Allerdings sollten stillende Frauen eine medizinische Fachkraft zurate ziehen, bevor sie irgendwelche Medikamente einnehmen. Soziale und illegale Drogen können einen Säugling schädigen.
Überdosierung
Eine Arzneimittelvergiftung ist eine schwere, oft ernste und mitunter tödliche Reaktion auf eine versehentliche (aufgrund eines Fehlers seitens des Arztes, Apothekers oder der Person, die das Medikament anwendet) oder absichtliche Überdosierung (Mord oder Suizid) des Medikaments.
Wenn zwei Medikamente gleich gut wirken, wählt der Arzt gewöhnlich das Mittel, bei dem die Gefahr einer Vergiftung durch Überdosierung geringer ist. Wenn zum Beispiel ein Schlafmittel benötigt wird, kann der Arzt Melatonin empfehlen oder Zolpidem verschreiben, das sicherer als ein Benzodiazepin (z. B. Temazepam oder Triazolam) ist, da Benzodiazepine abhängig machen können und bei einer Überdosis gefährlich sind. Die Sicherheit ist auch der Grund dafür, dass neuere Antidepressiva (wie Fluoxetin und Paroxetin) als Ersatz für ihre ebenso wirksamen Vorgänger (wie Imipramin und Amitriptylin) verwendet werden (siehe Tabelle Medikamente zur Behandlung von Depressionen).
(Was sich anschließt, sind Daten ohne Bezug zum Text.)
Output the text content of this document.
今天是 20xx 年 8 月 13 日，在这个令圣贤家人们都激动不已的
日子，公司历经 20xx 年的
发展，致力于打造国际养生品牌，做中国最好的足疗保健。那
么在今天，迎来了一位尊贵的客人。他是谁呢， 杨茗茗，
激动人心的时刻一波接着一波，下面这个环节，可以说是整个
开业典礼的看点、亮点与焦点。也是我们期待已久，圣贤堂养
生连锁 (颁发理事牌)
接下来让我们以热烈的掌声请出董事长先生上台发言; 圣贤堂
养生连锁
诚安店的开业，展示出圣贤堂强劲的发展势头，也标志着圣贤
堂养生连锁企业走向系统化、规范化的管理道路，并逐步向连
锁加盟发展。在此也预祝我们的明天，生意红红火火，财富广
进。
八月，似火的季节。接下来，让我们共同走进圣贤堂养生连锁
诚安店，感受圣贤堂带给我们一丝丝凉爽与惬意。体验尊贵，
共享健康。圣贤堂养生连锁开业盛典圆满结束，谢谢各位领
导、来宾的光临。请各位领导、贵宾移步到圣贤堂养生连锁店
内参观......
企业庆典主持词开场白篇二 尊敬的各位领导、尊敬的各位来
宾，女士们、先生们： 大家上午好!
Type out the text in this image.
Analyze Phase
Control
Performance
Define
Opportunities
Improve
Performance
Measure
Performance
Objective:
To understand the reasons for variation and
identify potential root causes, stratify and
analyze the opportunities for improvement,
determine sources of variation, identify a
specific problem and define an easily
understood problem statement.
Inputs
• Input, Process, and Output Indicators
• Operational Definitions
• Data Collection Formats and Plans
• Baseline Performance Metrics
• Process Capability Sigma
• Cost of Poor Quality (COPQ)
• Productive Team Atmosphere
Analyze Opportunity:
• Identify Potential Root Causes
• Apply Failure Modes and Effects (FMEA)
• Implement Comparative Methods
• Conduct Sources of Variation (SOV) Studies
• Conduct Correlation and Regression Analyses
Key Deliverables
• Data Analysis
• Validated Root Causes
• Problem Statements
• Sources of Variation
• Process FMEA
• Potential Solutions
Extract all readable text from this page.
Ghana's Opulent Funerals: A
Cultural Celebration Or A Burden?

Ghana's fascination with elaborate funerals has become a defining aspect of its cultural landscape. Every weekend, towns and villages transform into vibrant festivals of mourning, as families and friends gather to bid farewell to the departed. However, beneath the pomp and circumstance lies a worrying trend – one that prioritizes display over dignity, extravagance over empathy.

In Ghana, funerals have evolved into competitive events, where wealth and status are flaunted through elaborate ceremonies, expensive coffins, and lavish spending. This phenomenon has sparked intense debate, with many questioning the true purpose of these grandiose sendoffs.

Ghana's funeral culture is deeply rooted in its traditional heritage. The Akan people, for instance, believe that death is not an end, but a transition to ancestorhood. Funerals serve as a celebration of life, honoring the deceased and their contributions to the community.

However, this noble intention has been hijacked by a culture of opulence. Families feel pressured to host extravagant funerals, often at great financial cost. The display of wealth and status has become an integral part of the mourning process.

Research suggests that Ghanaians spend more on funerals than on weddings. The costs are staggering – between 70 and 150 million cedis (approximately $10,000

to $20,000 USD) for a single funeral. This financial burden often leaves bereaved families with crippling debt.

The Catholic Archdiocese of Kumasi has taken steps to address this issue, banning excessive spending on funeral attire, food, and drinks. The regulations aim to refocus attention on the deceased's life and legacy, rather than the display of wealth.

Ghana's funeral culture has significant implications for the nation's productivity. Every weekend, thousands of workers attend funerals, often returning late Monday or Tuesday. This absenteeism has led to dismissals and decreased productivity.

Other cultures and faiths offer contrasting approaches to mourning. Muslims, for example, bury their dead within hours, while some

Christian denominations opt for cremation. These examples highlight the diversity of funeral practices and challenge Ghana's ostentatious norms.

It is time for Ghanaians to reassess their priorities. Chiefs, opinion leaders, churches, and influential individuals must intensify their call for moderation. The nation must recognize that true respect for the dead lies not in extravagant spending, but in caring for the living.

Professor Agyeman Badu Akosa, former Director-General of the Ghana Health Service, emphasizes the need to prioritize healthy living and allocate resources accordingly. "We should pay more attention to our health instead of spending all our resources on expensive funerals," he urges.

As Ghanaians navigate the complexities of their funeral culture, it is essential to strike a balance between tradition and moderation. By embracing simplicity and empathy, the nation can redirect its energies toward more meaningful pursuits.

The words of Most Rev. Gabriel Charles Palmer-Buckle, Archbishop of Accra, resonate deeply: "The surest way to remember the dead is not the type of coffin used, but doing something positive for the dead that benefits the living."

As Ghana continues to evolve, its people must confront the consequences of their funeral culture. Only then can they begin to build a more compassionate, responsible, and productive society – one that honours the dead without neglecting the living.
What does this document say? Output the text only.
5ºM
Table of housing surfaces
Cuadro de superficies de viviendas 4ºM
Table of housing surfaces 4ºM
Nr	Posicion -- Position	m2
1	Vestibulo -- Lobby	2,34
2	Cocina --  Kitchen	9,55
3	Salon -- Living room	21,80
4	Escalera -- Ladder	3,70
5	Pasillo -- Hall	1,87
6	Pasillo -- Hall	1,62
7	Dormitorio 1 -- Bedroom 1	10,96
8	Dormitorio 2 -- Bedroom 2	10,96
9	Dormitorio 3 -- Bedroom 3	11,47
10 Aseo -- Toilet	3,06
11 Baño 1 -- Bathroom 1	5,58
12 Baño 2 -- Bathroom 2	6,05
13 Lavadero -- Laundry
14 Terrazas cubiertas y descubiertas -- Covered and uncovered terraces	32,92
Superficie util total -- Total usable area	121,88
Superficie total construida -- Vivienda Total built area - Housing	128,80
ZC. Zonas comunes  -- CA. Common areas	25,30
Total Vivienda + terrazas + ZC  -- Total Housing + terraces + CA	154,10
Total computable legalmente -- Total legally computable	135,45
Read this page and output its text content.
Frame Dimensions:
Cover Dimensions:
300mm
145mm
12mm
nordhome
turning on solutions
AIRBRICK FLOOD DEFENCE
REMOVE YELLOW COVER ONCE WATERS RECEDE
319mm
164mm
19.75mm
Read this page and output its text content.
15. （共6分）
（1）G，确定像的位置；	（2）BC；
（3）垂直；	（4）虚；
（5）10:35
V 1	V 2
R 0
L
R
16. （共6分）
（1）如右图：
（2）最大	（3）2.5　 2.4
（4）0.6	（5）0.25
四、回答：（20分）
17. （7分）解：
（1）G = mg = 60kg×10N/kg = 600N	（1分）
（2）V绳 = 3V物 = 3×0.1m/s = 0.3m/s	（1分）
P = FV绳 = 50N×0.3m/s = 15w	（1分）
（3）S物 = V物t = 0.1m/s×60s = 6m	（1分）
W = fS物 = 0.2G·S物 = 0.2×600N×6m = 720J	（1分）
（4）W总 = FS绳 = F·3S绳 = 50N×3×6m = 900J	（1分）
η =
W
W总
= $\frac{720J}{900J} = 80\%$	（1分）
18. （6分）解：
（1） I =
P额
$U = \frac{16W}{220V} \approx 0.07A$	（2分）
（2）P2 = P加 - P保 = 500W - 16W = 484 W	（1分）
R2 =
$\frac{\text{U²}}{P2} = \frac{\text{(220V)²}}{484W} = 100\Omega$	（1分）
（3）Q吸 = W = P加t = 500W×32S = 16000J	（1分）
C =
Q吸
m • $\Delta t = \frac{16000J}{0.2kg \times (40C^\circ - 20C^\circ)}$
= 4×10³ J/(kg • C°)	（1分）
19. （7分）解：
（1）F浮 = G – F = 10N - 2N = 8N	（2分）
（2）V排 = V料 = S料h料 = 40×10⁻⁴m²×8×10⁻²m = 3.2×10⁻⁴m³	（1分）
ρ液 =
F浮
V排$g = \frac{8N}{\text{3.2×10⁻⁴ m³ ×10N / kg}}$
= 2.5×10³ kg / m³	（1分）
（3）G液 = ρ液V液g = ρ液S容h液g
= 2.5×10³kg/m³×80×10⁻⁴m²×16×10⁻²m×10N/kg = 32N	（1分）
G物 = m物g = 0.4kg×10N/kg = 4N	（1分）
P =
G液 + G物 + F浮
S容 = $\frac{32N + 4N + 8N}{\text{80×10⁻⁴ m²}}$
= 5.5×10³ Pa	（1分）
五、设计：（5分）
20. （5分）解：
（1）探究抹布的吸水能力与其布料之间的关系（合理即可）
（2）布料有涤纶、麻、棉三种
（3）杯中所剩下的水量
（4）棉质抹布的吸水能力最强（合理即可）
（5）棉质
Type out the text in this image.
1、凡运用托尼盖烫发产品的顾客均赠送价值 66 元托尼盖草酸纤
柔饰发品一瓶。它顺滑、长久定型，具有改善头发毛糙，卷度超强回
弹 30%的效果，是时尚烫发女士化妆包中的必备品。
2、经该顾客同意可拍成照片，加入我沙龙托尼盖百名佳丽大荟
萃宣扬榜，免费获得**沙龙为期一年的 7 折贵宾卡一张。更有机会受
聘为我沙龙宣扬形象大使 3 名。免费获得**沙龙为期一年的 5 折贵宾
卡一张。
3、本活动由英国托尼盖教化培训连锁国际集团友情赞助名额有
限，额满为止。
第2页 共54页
Kleine Kinder haben ein höheres Risiko für eine Arzneimittelvergiftung. Bunte Tabletten und Kapseln von Medikamenten für Erwachsene können die Aufmerksamkeit von Kleinkindern auf sich ziehen. In den USA sehen die Vorschriften der Behörden vor, dass alle verschreibungspflichtigen Medikamente zur oralen Verabreichung in kindersicheren Behältern ausgegeben werden, sofern der Patient nicht eine Erklärung unterzeichnet, dass dies für ihn ein Hindernis darstellt.
Die meisten Metropolregionen in den USA verfügen über Giftinformationszentralen, die Auskünfte über Vergiftungen mit Chemikalien und Medikamenten erteilen und in den meisten Telefonbüchern aufgelistet sind. Diese Nummer sollte notiert und in der Nähe eines Telefons aufbewahrt oder in einem Mobiltelefon eingespeichert werden.